According to the American Association of Feline Practitioners (AAFP), more than 86 million cats, compared to 78 million dogs, reside with families in America, yet dogs seem to receive more consistent and regular veterinary health care than their feline counterparts.
To make the Texas A&M Small Animal Hospital (SAH) more comfortable for all of our (sometimes) furriest friends, SAH staff members have worked over the past five years to implement changes to make the hospital more “cat friendly.”
For their work, the Texas A&M hospital was recently recognized with a gold standard designation as a Cat Friendly Practice by the AAFP.
“Whether it’s a routine checkup or special visit, the staff at the Small Animal Hospital is committed to ensuring that cats get the best care. To further its dedication, the hospital recently implemented the Cat Friendly Practice (CFP) program to offer pet owners more at every phase of the cat’s health care process,” said Dr. Jonathan Levine, professor and Helen McWhorter Chair in Small Animal Clinical Sciences (VSCS). “Through their work, the hospital staff has distinguished themselves as one of only a few teaching hospitals in the United States to earn the gold level designation.”
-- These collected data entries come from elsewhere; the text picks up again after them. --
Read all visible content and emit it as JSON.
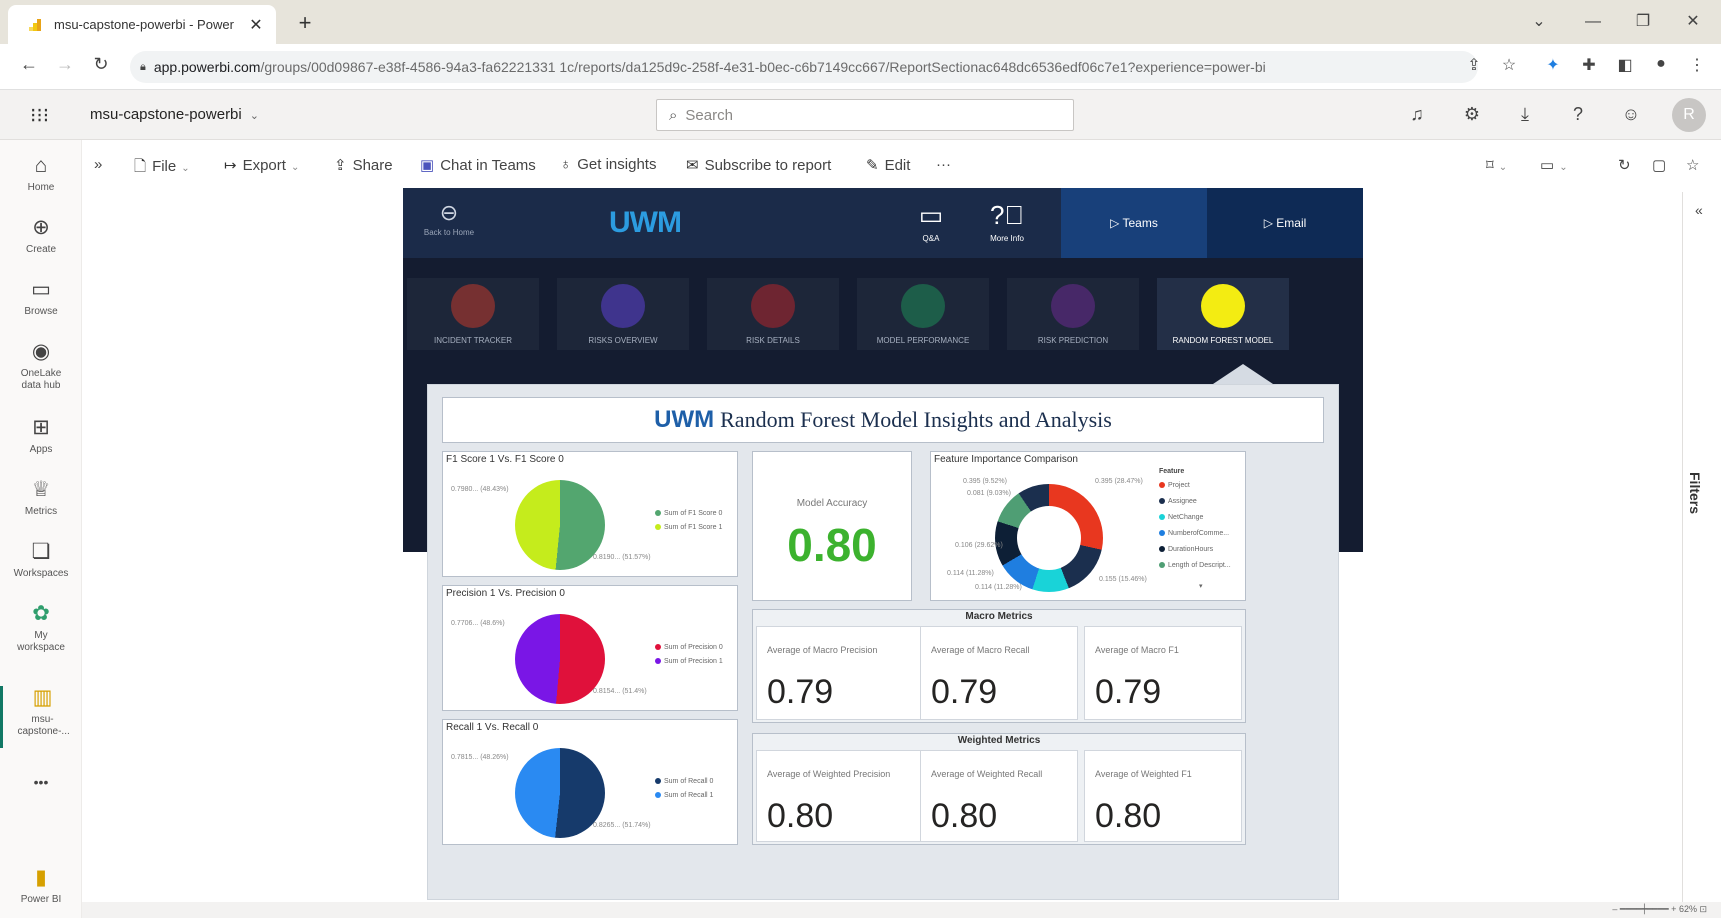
{
  "browser": {
    "tab_title": "msu-capstone-powerbi - Power",
    "url_host": "app.powerbi.com",
    "url_path": "/groups/00d09867-e38f-4586-94a3-fa62221331 1c/reports/da125d9c-258f-4e31-b0ec-c6b7149cc667/ReportSectionac648dc6536edf06c7e1?experience=power-bi"
  },
  "header": {
    "workspace": "msu-capstone-powerbi",
    "search_placeholder": "Search",
    "avatar_initial": "R"
  },
  "leftnav": [
    {
      "name": "home",
      "icon": "⌂",
      "label": "Home"
    },
    {
      "name": "create",
      "icon": "⊕",
      "label": "Create"
    },
    {
      "name": "browse",
      "icon": "▭",
      "label": "Browse"
    },
    {
      "name": "onelake",
      "icon": "◉",
      "label": "OneLake data hub"
    },
    {
      "name": "apps",
      "icon": "⊞",
      "label": "Apps"
    },
    {
      "name": "metrics",
      "icon": "♕",
      "label": "Metrics"
    },
    {
      "name": "workspaces",
      "icon": "❏",
      "label": "Workspaces"
    },
    {
      "name": "my-workspace",
      "icon": "✿",
      "label": "My workspace"
    },
    {
      "name": "msu-capstone",
      "icon": "▥",
      "label": "msu-capstone-..."
    },
    {
      "name": "more",
      "icon": "•••",
      "label": ""
    },
    {
      "name": "powerbi",
      "icon": "▮",
      "label": "Power BI"
    }
  ],
  "actions": {
    "file": "File",
    "export": "Export",
    "share": "Share",
    "chat": "Chat in Teams",
    "insights": "Get insights",
    "subscribe": "Subscribe to report",
    "edit": "Edit",
    "more": "···"
  },
  "filters_label": "Filters",
  "report": {
    "back_label": "Back to Home",
    "logo": "UWM",
    "qa_label": "Q&A",
    "moreinfo_label": "More Info",
    "teams_label": "▷  Teams",
    "email_label": "▷  Email",
    "tiles": [
      {
        "label": "INCIDENT TRACKER",
        "color": "#c0392b"
      },
      {
        "label": "RISKS OVERVIEW",
        "color": "#5b3fd4"
      },
      {
        "label": "RISK DETAILS",
        "color": "#b0252c"
      },
      {
        "label": "MODEL PERFORMANCE",
        "color": "#1d8b57"
      },
      {
        "label": "RISK PREDICTION",
        "color": "#6a2a8f"
      },
      {
        "label": "RANDOM FOREST MODEL",
        "color": "#f3ec12"
      }
    ],
    "title_logo": "UWM",
    "title": "Random Forest Model Insights and Analysis",
    "f1": {
      "title": "F1 Score 1 Vs. F1 Score 0",
      "lbl_a": "0.7980... (48.43%)",
      "lbl_b": "0.8190... (51.57%)",
      "legend": [
        "Sum of F1 Score 0",
        "Sum of F1 Score 1"
      ]
    },
    "precision": {
      "title": "Precision 1 Vs. Precision 0",
      "lbl_a": "0.7706... (48.6%)",
      "lbl_b": "0.8154... (51.4%)",
      "legend": [
        "Sum of Precision 0",
        "Sum of Precision 1"
      ]
    },
    "recall": {
      "title": "Recall 1 Vs. Recall 0",
      "lbl_a": "0.7815... (48.26%)",
      "lbl_b": "0.8265... (51.74%)",
      "legend": [
        "Sum of Recall 0",
        "Sum of Recall 1"
      ]
    },
    "accuracy": {
      "label": "Model Accuracy",
      "value": "0.80"
    },
    "feature": {
      "title": "Feature Importance Comparison",
      "legend_title": "Feature",
      "legend": [
        {
          "name": "Project",
          "color": "#e8371f"
        },
        {
          "name": "Assignee",
          "color": "#1b2f4e"
        },
        {
          "name": "NetChange",
          "color": "#19d3d8"
        },
        {
          "name": "NumberofComme...",
          "color": "#1f7ee0"
        },
        {
          "name": "DurationHours",
          "color": "#0d1f36"
        },
        {
          "name": "Length of Descript...",
          "color": "#4f9e74"
        }
      ],
      "labels": [
        "0.395 (9.52%)",
        "0.081 (9.03%)",
        "0.106 (29.62%)",
        "0.114 (11.28%)",
        "0.114 (11.28%)",
        "0.155 (15.46%)",
        "0.395 (28.47%)"
      ]
    },
    "macro": {
      "title": "Macro Metrics",
      "items": [
        {
          "label": "Average of Macro Precision",
          "value": "0.79"
        },
        {
          "label": "Average of Macro Recall",
          "value": "0.79"
        },
        {
          "label": "Average of Macro F1",
          "value": "0.79"
        }
      ]
    },
    "weighted": {
      "title": "Weighted Metrics",
      "items": [
        {
          "label": "Average of Weighted Precision",
          "value": "0.80"
        },
        {
          "label": "Average of Weighted Recall",
          "value": "0.80"
        },
        {
          "label": "Average of Weighted F1",
          "value": "0.80"
        }
      ]
    }
  },
  "zoom": "62%"
}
The Cat Friendly Practice (CFP) program was pioneered by the AAFP to provide a framework for creating a positive practice environment for cats, including medical care that supports the cat’s unique needs and knowledgeable staff members who understand feline-friendly handling.
The Gold Standard status is awarded to practices that have incorporated the optimum level of Cat Friendly Criteria.
Practices that aspire to achieve “cat friendly” status create a “cat friendly” environment by completing a CFP checklist outlining required guidelines and submitting an online application for review by the AAFP.
The SAH has worked to achieve the designation by creating separate waiting areas for cats and dogs, as well as separate ward areas and cat housing, all of which reduces feline stress.
At a CFP-designated clinic, the veterinary staff incorporates cat-friendly features into the physical environment of the practice including special waiting rooms or waiting accommodations, feline-sensitive examination rooms and ward facilities, and equipment appropriate specifically for cats.
Staff members also approach cat care in a different manner. The staff learns how to understand the needs of the cat such as how to interpret a cat’s facial expression and body language.
Furthermore, the staff is well-trained in alternate techniques to calm an anxious cat and ensure that exams and procedures do not escalate anxiety.
“Texas A&M has a long-standing history of focusing on feline issues,” said Dr. Audrey Cook, associate professor and internist at the SAH. “Achieving AAFP Gold Standard recognition just builds on our commitment to providing excellent care to cats.”